Non sono i leader europei a non fidarsi più. Il 26 settembre il presidente della Conferenza episcopale Angelo Bagnasco rilascia dichiarazioni dettate non solo dallo scandalo Ruby, ma dal senso di emergenza nel quale il Paese sprofonda. «La collettività guarda con sgomento agli attori della scena pubblica», afferma, invocando «gesti nobili e responsabili». Se è una richiesta di dimissioni del premier, la sua maggioranza va vicinissimo ad accontentarlo: l’11 ottobre il governo va sotto per un voto sul rendiconto generale dello Stato del 2010 e si scopre che Giulio Tremonti, ministro dell’Economia, non ha votato. Berlusconi gli riserva in aula un plateale gesto di stizza.
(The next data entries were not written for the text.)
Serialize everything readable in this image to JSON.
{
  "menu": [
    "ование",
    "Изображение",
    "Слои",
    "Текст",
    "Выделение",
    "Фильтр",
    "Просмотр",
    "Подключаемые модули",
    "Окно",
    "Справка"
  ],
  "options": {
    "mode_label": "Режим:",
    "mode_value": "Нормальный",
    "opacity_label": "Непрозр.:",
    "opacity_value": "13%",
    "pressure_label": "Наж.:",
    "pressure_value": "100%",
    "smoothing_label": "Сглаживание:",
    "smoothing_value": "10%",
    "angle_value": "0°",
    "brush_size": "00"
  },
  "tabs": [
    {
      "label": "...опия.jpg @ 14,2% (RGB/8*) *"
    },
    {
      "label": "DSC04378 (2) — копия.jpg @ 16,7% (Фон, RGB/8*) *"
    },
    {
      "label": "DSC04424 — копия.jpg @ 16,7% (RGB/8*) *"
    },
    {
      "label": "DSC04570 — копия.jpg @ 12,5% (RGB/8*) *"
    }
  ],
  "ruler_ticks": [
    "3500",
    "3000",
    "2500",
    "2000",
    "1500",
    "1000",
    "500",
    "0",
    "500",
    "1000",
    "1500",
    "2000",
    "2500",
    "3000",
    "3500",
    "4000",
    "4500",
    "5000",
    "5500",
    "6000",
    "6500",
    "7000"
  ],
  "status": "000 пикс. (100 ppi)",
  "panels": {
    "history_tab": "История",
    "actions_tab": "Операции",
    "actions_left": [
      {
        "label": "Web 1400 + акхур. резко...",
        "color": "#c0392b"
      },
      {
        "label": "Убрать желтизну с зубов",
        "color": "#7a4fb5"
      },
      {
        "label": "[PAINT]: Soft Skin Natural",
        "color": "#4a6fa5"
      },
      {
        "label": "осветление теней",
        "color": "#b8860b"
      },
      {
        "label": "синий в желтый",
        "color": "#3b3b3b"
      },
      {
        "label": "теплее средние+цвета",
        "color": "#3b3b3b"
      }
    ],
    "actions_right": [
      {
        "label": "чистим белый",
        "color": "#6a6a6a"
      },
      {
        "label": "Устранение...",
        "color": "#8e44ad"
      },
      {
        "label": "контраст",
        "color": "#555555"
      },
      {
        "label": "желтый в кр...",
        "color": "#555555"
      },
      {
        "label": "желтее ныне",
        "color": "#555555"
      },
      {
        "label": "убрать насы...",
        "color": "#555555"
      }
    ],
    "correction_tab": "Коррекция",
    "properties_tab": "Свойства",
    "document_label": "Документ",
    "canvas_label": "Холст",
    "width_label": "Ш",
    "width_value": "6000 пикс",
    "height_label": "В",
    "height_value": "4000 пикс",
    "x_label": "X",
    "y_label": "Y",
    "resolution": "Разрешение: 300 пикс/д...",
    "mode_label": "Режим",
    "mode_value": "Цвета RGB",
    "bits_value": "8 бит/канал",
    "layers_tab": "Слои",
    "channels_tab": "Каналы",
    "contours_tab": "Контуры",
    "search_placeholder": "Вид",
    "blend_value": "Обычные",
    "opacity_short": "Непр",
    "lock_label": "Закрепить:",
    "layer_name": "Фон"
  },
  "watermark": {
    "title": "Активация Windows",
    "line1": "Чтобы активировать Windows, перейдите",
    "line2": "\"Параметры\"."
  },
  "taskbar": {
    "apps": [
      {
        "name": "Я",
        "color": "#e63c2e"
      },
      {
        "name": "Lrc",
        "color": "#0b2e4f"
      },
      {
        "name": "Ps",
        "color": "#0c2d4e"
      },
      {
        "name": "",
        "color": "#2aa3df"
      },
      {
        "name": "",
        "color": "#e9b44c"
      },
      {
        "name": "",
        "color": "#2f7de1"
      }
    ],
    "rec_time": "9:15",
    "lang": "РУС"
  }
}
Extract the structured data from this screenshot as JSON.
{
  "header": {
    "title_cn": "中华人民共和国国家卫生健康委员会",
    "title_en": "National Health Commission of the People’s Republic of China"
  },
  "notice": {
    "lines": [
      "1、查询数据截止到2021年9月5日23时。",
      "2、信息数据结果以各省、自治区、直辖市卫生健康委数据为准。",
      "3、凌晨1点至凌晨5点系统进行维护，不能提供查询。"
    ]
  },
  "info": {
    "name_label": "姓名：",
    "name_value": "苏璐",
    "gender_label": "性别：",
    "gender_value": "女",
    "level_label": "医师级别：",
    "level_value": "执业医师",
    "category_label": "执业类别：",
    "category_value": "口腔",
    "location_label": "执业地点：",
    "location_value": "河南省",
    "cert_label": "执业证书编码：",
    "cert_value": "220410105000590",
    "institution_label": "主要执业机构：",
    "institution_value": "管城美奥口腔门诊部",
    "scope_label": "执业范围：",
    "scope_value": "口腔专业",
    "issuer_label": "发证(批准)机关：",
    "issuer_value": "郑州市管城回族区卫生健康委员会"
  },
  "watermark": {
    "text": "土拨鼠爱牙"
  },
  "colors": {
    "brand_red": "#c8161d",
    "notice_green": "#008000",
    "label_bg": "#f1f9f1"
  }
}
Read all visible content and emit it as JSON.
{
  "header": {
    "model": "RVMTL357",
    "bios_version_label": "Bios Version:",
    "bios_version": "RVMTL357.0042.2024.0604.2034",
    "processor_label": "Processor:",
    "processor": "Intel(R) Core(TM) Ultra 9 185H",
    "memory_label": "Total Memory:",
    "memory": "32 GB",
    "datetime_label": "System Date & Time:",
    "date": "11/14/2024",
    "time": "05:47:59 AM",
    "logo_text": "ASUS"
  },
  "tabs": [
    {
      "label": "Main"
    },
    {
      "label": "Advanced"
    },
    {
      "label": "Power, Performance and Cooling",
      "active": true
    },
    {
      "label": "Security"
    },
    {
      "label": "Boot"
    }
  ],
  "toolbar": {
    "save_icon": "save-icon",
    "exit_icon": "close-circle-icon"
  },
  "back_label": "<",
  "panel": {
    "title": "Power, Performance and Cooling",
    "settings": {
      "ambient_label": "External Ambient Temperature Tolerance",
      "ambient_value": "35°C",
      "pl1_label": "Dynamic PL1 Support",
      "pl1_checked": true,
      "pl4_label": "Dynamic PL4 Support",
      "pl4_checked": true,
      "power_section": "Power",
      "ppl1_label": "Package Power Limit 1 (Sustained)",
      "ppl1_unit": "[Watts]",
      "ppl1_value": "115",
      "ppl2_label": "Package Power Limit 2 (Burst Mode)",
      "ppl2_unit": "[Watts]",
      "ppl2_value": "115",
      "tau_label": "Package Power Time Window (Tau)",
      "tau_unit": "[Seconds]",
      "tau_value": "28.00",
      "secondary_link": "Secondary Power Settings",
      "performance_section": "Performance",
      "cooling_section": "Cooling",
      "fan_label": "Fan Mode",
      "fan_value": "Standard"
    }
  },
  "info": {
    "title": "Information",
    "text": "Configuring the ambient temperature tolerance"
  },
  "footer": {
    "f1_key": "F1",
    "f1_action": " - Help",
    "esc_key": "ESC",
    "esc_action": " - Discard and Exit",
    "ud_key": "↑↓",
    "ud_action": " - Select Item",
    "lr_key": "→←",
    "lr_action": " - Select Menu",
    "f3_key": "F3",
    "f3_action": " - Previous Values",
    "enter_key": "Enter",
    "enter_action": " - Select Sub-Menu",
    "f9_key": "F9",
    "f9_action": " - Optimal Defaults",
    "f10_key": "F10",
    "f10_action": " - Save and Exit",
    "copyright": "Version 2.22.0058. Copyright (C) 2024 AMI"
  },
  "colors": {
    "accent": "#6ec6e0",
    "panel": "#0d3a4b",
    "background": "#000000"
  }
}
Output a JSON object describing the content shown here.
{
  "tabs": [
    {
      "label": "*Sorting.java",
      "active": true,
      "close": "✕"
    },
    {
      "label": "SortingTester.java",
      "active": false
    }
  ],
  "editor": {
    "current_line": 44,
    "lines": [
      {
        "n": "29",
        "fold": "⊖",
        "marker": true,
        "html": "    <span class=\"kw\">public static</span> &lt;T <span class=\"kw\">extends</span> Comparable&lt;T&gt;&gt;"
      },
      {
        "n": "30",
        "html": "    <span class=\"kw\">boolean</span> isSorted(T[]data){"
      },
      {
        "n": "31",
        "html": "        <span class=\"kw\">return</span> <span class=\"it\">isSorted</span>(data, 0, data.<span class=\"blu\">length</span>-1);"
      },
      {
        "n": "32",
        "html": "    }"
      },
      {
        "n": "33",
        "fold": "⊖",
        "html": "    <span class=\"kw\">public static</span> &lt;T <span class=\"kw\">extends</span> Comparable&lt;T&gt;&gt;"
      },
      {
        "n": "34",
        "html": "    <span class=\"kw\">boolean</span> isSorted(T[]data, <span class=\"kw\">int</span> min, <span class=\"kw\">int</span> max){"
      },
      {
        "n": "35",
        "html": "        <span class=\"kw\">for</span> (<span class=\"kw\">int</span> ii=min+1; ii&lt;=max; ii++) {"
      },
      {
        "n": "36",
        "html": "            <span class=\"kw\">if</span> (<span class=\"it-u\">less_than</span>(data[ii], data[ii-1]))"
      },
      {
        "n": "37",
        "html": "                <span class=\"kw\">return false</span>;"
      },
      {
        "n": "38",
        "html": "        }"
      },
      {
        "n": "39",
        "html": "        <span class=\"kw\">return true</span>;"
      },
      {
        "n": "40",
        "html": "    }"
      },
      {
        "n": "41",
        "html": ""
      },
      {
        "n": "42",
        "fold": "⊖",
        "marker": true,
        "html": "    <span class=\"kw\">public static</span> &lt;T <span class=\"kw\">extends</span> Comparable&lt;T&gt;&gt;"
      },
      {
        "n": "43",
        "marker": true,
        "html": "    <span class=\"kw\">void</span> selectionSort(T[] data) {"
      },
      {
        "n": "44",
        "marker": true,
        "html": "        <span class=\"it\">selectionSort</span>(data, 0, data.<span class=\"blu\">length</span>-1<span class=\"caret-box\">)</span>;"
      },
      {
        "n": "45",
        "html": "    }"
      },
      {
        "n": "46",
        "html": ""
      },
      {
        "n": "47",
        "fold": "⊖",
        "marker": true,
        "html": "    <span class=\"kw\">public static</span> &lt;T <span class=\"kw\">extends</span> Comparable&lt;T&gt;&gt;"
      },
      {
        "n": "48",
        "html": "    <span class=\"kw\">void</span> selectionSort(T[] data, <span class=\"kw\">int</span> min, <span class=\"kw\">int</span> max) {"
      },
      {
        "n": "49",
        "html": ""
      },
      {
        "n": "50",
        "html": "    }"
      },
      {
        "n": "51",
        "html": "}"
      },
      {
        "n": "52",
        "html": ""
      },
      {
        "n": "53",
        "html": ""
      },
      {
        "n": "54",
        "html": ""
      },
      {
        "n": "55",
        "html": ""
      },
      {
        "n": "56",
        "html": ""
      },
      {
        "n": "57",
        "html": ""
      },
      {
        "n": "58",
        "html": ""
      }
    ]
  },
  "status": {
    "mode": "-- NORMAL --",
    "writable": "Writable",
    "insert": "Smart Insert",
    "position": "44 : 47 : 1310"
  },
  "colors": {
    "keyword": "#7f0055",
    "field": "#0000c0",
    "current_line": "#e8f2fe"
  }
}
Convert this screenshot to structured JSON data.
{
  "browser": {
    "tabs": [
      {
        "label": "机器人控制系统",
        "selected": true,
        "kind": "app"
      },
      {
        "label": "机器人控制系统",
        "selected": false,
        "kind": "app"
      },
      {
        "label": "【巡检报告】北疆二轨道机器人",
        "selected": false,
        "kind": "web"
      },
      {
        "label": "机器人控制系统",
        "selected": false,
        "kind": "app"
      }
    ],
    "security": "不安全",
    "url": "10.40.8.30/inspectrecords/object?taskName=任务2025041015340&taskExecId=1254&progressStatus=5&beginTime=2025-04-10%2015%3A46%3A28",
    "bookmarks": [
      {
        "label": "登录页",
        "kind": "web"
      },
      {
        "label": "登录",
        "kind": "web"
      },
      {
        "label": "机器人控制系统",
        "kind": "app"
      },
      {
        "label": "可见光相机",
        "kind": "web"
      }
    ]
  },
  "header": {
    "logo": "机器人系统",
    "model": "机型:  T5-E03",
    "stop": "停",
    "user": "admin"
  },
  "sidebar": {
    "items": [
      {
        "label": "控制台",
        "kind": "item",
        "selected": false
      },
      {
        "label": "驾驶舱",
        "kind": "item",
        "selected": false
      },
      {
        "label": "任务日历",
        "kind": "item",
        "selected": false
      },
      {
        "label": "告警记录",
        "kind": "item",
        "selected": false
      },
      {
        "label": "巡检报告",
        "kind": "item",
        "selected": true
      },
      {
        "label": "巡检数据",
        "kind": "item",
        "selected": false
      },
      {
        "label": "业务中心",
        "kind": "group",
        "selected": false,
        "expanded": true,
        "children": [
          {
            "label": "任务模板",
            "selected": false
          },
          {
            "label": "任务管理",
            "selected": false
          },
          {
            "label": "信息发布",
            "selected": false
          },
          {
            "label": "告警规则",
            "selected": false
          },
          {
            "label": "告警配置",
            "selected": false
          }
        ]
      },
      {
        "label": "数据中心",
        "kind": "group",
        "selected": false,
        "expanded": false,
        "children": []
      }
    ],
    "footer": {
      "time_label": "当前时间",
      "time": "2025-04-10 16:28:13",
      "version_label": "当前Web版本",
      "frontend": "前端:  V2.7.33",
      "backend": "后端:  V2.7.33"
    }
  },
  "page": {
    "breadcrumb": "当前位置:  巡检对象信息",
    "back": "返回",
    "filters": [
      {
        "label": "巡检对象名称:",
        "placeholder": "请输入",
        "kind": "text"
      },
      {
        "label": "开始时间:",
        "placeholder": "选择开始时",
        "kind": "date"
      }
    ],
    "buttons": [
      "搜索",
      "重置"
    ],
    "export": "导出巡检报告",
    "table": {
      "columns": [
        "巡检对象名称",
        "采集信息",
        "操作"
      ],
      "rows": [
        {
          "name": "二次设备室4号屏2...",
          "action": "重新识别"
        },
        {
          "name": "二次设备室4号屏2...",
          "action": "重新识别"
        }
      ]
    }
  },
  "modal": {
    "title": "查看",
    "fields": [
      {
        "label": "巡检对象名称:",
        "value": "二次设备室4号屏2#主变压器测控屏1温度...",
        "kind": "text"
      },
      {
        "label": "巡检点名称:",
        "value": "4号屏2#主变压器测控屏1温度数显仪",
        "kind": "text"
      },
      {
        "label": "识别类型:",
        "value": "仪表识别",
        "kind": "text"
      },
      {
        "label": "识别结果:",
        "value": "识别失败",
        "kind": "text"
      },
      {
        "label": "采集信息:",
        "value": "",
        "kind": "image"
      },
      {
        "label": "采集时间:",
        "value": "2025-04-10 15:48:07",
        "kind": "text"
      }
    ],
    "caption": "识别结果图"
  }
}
È con bel altro tatto che invece Merkel chiama Napolitano dieci giorni dopo. Gli esprime il timore che Berlusconi non sia abbastanza forte per passare le riforme. I famosi risolini suoi e di Sarkozy sul Cavaliere arriveranno a Bruxelles pochi giorni dopo, ma la cancelliera ci aveva visto giusto: l’8 novembre, il governo non raggiungere il quorum in aula sul rendiconto dello Stato. Al premier non resta che salire al Quirinale nel giro di pochi giorni e dimettersi.